The company claims this is all for the good of the planet, but I’m skeptical. After all, food waste always gets eaten by bugs, whether or not there’s a handy warehouse of cockroaches nearby.

Besides, cockroaches produce their own greenhouse gasses. According to the Huffington Post:

The skittling insects were named and shamed by Rentokil as releasing more methane in relation to their body weight than any other creature in Britain … The American cockroach, a common pest throughout the UK, can give off up to 35g a year of methane; more than 43 times their average body weight.

Not to mention the problems that could occur if the cockroaches get loose. They could seriously wreak havoc on local ecosystems. Although the companies have a plan to deal with this.

“We have a moat filled with water and fish,” said Wen Jianguo, the manager at another cockroach factory because this is apparently becoming a big thing in China. “If the cockroaches escape, they will fall into the moat and the fish will eat them all.”

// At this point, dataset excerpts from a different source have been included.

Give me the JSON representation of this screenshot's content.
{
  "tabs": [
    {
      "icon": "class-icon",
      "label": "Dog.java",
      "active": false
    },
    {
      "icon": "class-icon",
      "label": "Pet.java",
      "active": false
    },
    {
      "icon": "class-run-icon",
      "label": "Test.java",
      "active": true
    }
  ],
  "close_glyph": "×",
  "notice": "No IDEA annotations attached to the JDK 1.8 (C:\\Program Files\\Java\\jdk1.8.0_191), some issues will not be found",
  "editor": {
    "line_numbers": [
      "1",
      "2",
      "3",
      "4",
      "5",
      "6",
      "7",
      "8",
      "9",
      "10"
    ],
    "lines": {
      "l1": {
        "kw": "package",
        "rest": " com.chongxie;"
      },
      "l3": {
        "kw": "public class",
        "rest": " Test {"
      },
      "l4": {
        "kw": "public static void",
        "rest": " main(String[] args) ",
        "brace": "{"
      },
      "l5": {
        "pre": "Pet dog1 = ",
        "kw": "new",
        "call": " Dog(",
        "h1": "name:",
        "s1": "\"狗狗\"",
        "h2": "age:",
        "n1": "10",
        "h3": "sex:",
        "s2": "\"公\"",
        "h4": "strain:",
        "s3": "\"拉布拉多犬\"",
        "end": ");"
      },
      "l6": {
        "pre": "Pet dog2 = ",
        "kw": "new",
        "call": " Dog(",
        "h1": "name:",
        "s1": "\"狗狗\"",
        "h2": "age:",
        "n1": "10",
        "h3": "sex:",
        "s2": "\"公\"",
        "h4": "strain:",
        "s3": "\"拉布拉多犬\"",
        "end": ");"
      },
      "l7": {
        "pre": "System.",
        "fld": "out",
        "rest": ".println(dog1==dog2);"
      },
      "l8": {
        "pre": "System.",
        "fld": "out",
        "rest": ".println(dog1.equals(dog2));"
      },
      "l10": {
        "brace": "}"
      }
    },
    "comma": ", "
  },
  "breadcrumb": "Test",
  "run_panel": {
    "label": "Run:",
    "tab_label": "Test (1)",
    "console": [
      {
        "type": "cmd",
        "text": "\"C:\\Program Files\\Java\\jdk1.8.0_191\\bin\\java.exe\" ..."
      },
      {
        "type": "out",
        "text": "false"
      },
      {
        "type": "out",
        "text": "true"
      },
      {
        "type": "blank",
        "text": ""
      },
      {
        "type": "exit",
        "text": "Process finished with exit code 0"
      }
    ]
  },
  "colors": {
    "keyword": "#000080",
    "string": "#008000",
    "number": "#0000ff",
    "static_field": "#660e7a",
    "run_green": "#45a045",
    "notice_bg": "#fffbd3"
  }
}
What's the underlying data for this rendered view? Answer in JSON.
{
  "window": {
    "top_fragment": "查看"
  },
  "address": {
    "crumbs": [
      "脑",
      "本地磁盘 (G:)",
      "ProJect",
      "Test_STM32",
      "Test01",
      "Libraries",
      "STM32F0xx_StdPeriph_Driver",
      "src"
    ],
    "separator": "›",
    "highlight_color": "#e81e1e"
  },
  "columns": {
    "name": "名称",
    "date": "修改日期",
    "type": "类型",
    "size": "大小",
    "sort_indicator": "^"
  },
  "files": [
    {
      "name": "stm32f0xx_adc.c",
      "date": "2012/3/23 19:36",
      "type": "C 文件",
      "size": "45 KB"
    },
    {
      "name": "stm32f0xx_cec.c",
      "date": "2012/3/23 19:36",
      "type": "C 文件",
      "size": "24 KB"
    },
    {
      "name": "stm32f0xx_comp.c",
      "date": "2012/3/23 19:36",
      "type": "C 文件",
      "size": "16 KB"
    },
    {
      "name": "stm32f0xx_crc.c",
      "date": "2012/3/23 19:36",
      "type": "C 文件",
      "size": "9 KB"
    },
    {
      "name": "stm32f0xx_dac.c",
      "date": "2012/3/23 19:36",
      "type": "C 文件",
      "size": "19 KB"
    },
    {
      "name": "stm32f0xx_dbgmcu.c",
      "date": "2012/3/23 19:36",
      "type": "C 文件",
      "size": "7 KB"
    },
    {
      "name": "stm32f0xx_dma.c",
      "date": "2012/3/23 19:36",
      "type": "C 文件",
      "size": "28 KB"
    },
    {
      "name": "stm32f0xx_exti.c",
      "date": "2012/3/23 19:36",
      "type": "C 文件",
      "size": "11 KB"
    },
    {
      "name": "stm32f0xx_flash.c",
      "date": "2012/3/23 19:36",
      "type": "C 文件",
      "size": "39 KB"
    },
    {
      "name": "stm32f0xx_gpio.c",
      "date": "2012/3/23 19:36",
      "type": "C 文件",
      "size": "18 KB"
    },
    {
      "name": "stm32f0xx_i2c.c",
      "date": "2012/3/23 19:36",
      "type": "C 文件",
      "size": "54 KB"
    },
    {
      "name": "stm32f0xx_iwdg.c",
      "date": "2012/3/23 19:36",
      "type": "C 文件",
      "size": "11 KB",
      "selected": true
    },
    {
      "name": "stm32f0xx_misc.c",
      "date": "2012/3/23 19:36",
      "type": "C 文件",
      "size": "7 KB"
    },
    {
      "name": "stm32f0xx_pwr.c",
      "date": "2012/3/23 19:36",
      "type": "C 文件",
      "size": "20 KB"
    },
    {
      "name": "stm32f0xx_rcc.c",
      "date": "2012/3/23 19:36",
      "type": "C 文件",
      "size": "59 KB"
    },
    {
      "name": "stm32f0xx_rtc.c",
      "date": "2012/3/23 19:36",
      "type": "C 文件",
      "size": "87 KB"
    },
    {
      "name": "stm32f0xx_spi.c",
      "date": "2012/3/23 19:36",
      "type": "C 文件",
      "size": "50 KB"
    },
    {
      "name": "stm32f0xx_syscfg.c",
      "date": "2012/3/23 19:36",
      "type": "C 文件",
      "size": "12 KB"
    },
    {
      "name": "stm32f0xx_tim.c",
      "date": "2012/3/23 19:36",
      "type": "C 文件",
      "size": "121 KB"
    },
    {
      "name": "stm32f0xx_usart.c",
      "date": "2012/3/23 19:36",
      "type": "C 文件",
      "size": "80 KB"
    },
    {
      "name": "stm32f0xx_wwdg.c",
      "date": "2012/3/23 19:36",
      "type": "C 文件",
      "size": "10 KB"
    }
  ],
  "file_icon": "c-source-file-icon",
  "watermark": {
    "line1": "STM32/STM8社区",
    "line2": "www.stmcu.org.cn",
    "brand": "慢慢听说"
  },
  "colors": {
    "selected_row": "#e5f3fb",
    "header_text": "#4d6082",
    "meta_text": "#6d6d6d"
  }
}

I’m not convinced. I don’t see fish in a moat eating billions of cockroaches. Nor do I think the cockroaches will just jump out of the windows into a moat.

Overall, this doesn’t strike me as a cure for climate change. It looks like a way for companies to profit off a process that will happen naturally no matter what.

Not that I think warehouses full of cockroaches, creepy as they may be, are the heart of this problem. The real issue is, why do we have so much food waste in the first place? Figuring out how to waste less food seems like a much more promising strategy than creating nightmare cockroach warehouses. Just saying.